A sensory power in their tentacles helps caecilians find prey, a capacity that Bell likened - straining the metaphor a bit - to the many tentacles of the investigation being pursued by special counsel Robert S. Mueller III.
Finally, it wouldn't be a Trump takedown if it didn't involve the size of his hands and the hue of his skin, although on this final point, Bell left the comparison unstated.
"Being entirely limbless it is hard to determine whether caecilians have proportionate hands and their shiny skin is ringed with skin folds called annuli, generally grey, but with other genus' often displaying more colour, even orange," he wrote.
The Dermophis donaldtrumpi is not alone among creatures bearing Trump's name.
Just before the president's inauguration last year, an article in the journal ZooKeys dubbed a blond-haired moth the "Neopalpa donaldtrumpi."
The Neopalpa Donaldtrumpi is a moth and the first species to be named for #Trump: https://t.co/90Oyv4AFSu pic.twitter.com/SjsKIIFRpn
— Jeffrey Guterman (@JeffreyGuterman) January 18, 2017
"The new species is named in honor of Donald J. Trump, to be installed as the 45th President of the United States on January 20, 2017," wrote the author, Vazrick Nazari, an evolutionary biologist in Ottawa.
"The reason for this choice of name is to bring wider public attention to the need to continue protecting fragile habitats in the US that still contain many undescribed species."
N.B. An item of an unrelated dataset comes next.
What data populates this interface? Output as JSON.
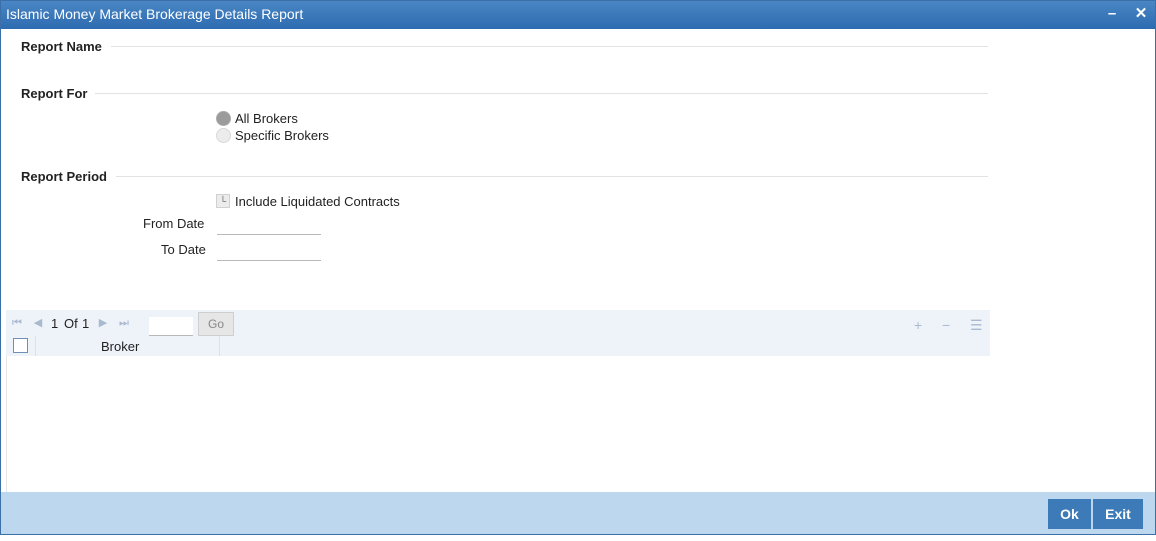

He also offered this specific rationale for the label: "The specific epithet is selected because of the resemblance of the scales on the frons (head) of the moth to Mr. Trump's hairstyle."
In another case, however, the naming is in fact meant as a tribute to Trump.
In 2016, a restaurant owner, fossil hunter and author identified a new species of fossil sea urchins near Canyon Lake, in the San Antonio area. William Thompson told the San Antonio Express-News that he had chosen to name the species after Trump, his favored presidential candidate.
The small, round fossil, he told the newspaper, "was named to honor Donald Trump. The name will become a permanent part of the scientific record." He added: "Obviously, I'm probably voting for him. I want change. . . . I'd love for him to change the world, or at least the politics of the United States."
A physical resemblance to Trump appeared not to factor into his decision.